No Brasil, fora dos marcos institucionais da educação burguesa, valendo-se das análises e reflexões dos congressos operários brasileiros de 1906 e 1913, os libertários alicerçados no princípio do mutualismo e reciprocidade, efetuaram uma série de experiencias educacionais em sindicatos, associações culturais junto aos trabalhadores, entretanto, o texto destaca com proeminência as chamadas Escola Modernas, encontradas no Nordeste, Rio Grande do Sul, Rio de Janeiro e São Paulo.

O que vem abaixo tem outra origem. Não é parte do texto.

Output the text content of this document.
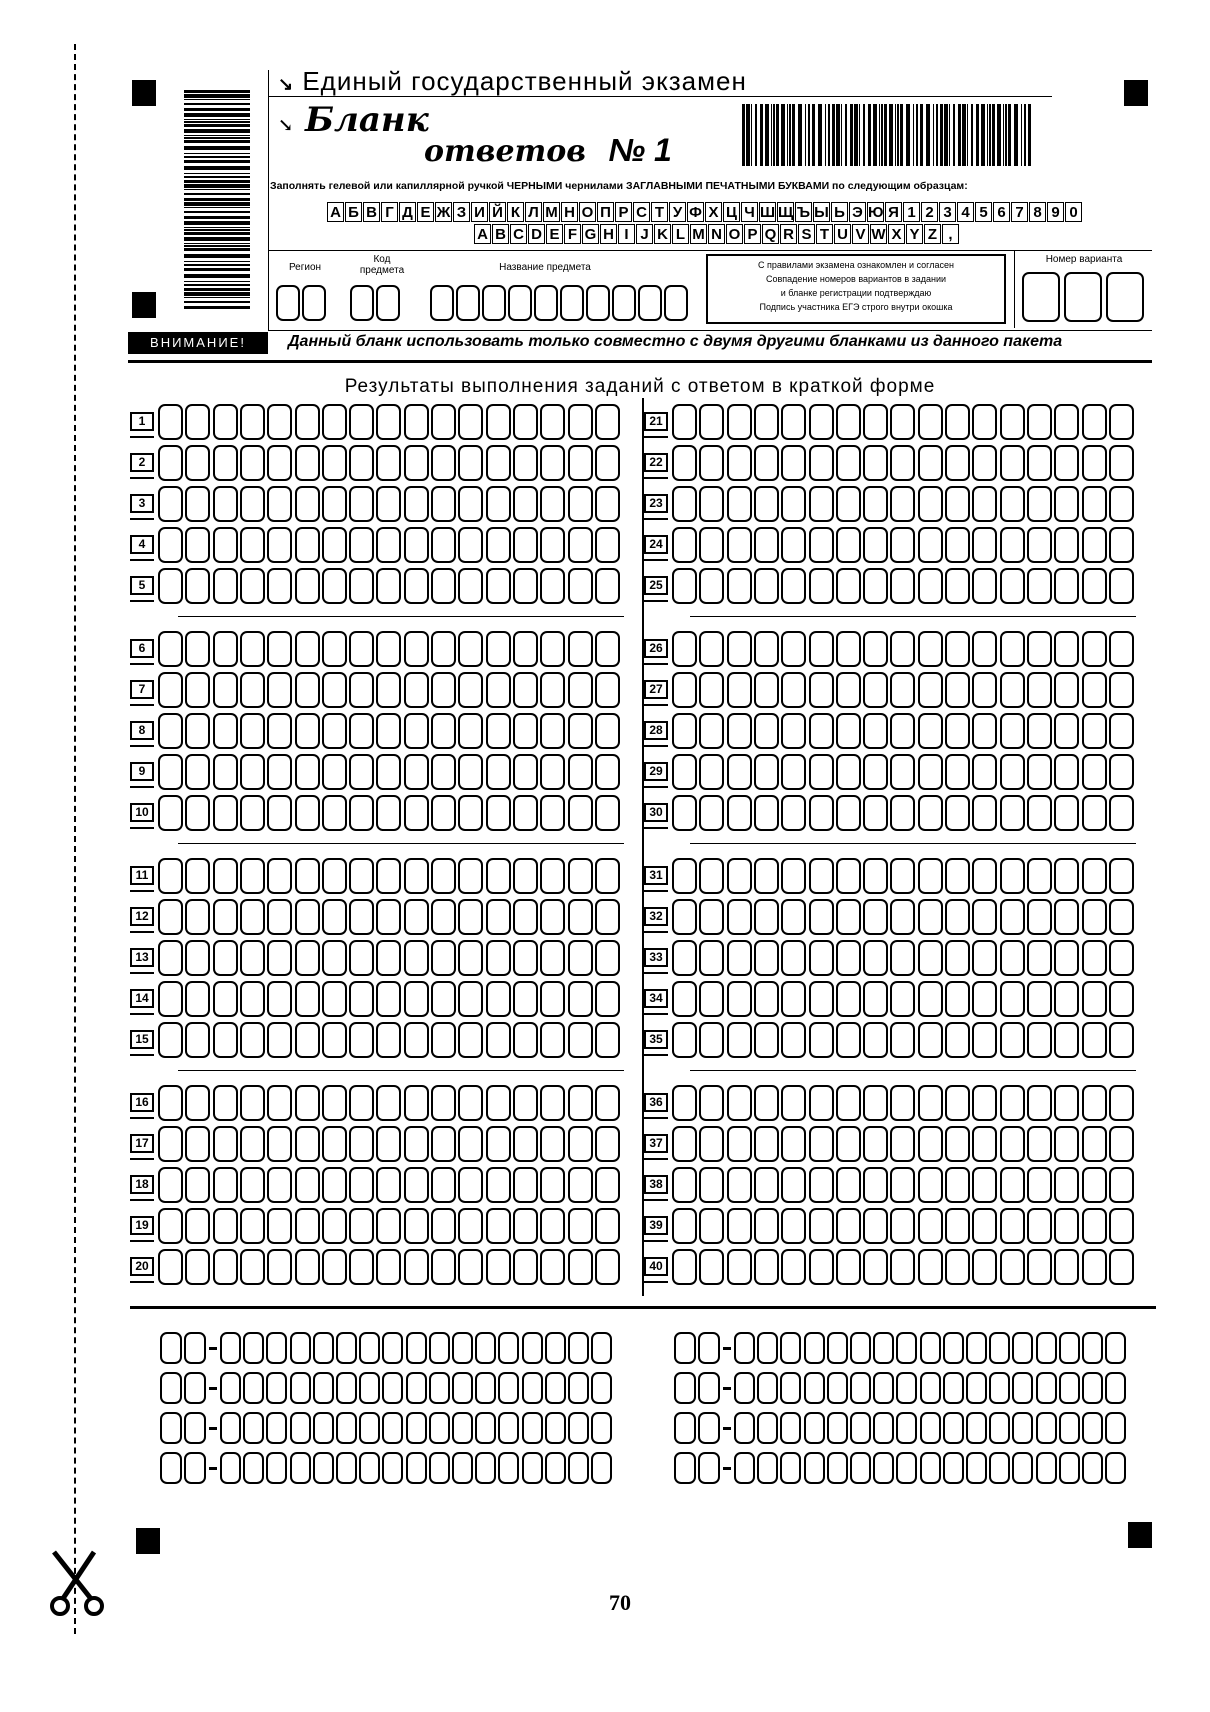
↘ Единый государственный экзамен
↘ Бланк
ответов № 1
Заполнять гелевой или капиллярной ручкой ЧЕРНЫМИ чернилами ЗАГЛАВНЫМИ ПЕЧАТНЫМИ БУКВАМИ по следующим образцам:
А Б В Г Д Е Ж З И Й К Л М Н О П Р С Т У Ф Х Ц Ч Ш Щ Ъ Ы Ь Э Ю Я 1 2 3 4 5 6 7 8 9 0
A B C D E F G H I J K L M N O P Q R S T U V W X Y Z ,
Регион
Код предмета	Название предмета	С правилами экзамена ознакомлен и согласен
Совпадение номеров вариантов в задании
и бланке регистрации подтверждаю
Подпись участника ЕГЭ строго внутри окошка
Номер варианта
ВНИМАНИЕ!	Данный бланк использовать только совместно с двумя другими бланками из данного пакета
Результаты выполнения заданий с ответом в краткой форме
1	21
2	22
3	23
4	24
5	25
6	26
7	27
8	28
9	29
10	30
11	31
12	32
13	33
14	34
15	35
16	36
17	37
18	38
19	39
20	40
70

Nesses espaços, os programas e atividades eram mais livres, tudo era discutido e deliberado, almejava-se uma educação que respeitasse os tempos e as faculdades dos indivíduos, sem desconsiderar os aspectos da construção de uma coletividade livre de opressões. Fora do universo conceitual liberal, os libertários cultivavam a memória e cultura operária, despindo o mito do herói burguês, colocando em cena novos personagens, remontando uma história a contrapelo, recorrendo e exaltando a memória dos trabalhadores que participaram da greve geral de Santos em 1891, ou mesmo, metalúrgicos, tecelões, chapeleiros e costureiras em São Paulo com os movimentos grevistas de 1906-1907.  Sem falar da explosiva greve de 1917, que teve na figura do jovem sapateiro José Gimenez Martinez, um mártir, símbolo da luta operária no início do século XX. A tenacidade dessas experiências, mesmo que nas frestas do Estado Brasileiro, propiciaram ventos de liberdade para homens e mulheres que ousaram tentar novo, buscar o inédito.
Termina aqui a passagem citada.